Study approval. All housing, care, and use of animals was handled according to the Northwestern University and CEINGE Institutional Animal Care and Use Committees (protocol ID IS00001419 and Health Ministry protocol 888-2019-PR). Dsg1^+/+ and Dsg^+/– mice on a C57BL/6 background were housed in a barrier facility in a temperature-controlled room with a 12-hour light cycle and given ad libitum access to food and water. Mice were mated overnight and separated the following morning to generate timed pregnancies. Embryos were harvested on days E15.5–E18.5 and dorsal skin was collected from the embryo pelts.

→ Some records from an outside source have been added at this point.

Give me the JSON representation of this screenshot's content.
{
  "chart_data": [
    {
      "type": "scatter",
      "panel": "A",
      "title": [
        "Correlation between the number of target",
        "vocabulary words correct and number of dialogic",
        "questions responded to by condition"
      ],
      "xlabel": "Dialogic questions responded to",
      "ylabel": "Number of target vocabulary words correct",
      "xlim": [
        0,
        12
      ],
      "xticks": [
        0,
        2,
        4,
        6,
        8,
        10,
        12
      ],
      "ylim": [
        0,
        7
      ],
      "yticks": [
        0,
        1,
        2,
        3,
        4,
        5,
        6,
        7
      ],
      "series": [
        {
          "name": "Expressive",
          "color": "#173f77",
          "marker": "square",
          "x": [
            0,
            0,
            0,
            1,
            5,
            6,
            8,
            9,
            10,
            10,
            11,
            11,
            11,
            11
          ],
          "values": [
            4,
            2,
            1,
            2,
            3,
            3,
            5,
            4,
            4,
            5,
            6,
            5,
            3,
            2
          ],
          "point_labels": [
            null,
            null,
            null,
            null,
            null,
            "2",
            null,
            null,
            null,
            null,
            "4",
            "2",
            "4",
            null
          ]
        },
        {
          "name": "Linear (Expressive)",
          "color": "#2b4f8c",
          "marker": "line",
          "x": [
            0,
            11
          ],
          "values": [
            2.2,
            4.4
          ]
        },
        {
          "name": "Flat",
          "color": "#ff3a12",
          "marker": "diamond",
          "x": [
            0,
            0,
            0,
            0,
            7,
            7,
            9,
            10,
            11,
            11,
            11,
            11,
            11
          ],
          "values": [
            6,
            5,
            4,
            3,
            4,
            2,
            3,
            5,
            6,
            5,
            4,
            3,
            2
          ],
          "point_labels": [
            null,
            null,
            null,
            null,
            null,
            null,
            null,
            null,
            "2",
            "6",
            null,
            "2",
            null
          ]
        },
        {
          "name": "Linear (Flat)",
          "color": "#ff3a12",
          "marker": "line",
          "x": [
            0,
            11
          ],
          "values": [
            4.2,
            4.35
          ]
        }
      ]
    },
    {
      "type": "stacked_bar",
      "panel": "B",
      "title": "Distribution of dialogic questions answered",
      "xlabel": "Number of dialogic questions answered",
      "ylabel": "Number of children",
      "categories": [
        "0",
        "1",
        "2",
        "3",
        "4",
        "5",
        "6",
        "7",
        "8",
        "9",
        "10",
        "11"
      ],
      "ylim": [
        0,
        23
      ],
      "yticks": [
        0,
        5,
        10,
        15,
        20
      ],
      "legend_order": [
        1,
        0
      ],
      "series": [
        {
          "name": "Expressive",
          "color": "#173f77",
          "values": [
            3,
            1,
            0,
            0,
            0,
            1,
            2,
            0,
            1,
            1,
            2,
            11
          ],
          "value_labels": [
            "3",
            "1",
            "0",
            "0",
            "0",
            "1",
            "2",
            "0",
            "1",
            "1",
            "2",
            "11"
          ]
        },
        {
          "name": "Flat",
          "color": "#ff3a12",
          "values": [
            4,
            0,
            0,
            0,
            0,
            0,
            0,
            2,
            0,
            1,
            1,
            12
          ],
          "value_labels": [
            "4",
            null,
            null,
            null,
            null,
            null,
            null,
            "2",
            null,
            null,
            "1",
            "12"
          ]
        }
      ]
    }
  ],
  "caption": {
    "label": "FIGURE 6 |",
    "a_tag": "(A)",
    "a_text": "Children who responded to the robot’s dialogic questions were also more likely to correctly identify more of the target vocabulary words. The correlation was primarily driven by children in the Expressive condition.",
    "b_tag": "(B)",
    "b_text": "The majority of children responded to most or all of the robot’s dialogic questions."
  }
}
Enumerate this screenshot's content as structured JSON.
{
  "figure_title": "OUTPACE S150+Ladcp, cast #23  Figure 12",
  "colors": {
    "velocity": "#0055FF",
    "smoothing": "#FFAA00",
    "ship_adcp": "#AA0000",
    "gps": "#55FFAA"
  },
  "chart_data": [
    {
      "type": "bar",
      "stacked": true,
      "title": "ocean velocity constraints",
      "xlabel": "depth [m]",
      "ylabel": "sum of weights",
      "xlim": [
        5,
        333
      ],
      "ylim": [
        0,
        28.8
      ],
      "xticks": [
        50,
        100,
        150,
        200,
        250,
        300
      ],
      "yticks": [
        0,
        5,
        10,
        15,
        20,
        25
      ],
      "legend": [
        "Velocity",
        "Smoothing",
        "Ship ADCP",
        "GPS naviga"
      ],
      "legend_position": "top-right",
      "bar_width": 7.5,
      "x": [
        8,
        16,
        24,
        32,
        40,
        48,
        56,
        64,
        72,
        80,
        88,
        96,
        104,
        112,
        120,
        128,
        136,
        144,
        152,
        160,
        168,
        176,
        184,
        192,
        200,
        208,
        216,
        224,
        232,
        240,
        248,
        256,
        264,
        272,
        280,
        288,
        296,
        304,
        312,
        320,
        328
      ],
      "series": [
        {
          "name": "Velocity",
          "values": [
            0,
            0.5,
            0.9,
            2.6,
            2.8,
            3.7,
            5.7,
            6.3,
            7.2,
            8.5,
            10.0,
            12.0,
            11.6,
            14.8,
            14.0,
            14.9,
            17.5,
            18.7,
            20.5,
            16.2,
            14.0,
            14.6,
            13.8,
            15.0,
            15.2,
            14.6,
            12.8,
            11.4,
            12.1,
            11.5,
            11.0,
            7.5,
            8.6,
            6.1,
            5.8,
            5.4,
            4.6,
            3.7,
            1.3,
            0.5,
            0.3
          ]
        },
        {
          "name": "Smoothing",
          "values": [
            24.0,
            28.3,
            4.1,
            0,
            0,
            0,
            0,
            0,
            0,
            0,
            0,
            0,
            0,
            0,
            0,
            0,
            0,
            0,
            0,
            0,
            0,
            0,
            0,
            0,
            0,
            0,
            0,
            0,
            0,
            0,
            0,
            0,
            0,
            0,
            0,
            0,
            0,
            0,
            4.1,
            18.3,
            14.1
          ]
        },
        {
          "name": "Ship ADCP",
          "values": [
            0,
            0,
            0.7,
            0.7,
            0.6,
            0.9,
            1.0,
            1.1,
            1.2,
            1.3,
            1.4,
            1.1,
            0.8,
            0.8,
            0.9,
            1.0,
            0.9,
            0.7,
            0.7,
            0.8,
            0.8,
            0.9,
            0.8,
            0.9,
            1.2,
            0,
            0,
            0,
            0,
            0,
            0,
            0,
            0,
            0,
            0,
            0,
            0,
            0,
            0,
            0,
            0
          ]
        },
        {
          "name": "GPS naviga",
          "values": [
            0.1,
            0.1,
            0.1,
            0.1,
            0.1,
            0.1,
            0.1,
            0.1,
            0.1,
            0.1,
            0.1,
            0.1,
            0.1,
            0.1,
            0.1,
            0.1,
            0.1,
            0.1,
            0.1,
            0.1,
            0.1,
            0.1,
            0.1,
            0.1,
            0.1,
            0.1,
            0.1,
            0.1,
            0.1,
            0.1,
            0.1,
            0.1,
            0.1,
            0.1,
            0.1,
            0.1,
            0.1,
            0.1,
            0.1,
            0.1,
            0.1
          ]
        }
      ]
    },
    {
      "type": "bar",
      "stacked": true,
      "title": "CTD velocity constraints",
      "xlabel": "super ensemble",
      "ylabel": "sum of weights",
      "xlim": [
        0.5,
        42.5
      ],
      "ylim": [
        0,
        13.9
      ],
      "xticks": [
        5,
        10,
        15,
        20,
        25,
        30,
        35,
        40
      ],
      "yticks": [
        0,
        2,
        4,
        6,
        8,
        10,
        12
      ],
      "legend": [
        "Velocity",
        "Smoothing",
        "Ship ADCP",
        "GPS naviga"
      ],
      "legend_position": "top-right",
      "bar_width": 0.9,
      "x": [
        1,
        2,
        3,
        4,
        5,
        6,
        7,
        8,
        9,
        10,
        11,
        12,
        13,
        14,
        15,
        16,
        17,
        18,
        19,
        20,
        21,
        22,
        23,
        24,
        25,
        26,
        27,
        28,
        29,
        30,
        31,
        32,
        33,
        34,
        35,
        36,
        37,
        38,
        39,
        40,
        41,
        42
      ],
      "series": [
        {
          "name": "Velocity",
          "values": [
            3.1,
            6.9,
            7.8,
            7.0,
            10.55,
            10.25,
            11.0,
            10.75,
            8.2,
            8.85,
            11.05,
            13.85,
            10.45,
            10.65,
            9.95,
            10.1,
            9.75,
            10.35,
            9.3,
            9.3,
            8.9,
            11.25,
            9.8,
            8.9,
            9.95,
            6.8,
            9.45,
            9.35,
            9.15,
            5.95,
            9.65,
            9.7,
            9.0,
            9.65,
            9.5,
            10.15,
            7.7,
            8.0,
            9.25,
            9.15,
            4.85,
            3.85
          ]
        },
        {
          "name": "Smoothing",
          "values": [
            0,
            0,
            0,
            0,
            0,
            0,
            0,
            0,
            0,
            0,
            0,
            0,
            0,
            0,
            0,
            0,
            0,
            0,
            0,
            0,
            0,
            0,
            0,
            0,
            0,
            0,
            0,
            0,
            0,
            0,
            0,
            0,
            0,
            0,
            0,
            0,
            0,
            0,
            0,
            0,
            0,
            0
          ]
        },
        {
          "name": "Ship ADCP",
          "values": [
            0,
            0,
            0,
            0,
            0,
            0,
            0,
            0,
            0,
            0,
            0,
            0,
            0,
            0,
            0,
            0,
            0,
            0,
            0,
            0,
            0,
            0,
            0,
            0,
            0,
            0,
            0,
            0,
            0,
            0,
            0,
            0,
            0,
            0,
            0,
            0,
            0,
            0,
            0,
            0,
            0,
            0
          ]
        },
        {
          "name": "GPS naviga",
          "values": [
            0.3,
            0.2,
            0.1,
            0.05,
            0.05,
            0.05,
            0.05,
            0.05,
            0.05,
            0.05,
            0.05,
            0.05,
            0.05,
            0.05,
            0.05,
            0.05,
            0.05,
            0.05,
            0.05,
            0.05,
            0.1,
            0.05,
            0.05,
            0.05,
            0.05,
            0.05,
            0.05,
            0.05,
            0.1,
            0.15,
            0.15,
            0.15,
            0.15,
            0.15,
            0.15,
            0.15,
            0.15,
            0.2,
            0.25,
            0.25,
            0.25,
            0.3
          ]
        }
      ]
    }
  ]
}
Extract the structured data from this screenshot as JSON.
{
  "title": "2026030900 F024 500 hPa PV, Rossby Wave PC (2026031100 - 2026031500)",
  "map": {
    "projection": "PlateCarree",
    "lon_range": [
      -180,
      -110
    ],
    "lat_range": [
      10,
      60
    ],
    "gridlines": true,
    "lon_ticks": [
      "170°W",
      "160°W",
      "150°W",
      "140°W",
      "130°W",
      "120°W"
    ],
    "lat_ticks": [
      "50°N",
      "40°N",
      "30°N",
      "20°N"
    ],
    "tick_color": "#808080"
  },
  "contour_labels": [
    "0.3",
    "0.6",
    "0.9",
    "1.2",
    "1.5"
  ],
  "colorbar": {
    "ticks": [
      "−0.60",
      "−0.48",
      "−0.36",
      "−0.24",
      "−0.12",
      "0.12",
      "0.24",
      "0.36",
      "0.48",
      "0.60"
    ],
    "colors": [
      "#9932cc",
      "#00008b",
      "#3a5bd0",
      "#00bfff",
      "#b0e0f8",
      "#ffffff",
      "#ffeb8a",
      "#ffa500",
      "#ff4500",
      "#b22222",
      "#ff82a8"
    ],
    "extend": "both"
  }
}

Patients with SAM syndrome, originally identified and described in ref. 10, were recruited from the Department of Dermatology, Emek Medical Center (EMC), Afula, Israel, from 2016–2020. Patients or their legal guardians provided informed consent prior to their inclusion in the study, according to a protocol approved by the EMC Institutional Review Board (no. 0086-15) and by the Israel National Committee for Human Genetic Studies in adherence to the Helsinki guidelines. Patients or their legal guardians signed informed consent forms for publication of clinical photos. Clinical follow-up was documented and skin biopsies were obtained from both lesional and nonlesional areas. Pre- and post–ustekinumab treatment biopsies from patients with the p.Arg887* mutation were taken from the lower back. Biopsies for the other 2 mutations were taken from posterior thighs.

Patients with PF, PSO, or AD, and the healthy adults, provided informed consent for skin biopsies. Tissues were anonymized for analysis and collected under IRB no. HUM00087890 at the University of Michigan, and IRB no. STU00009443 at Northwestern University. Biopsies from patients with AD and PSO were taken from extremities (28).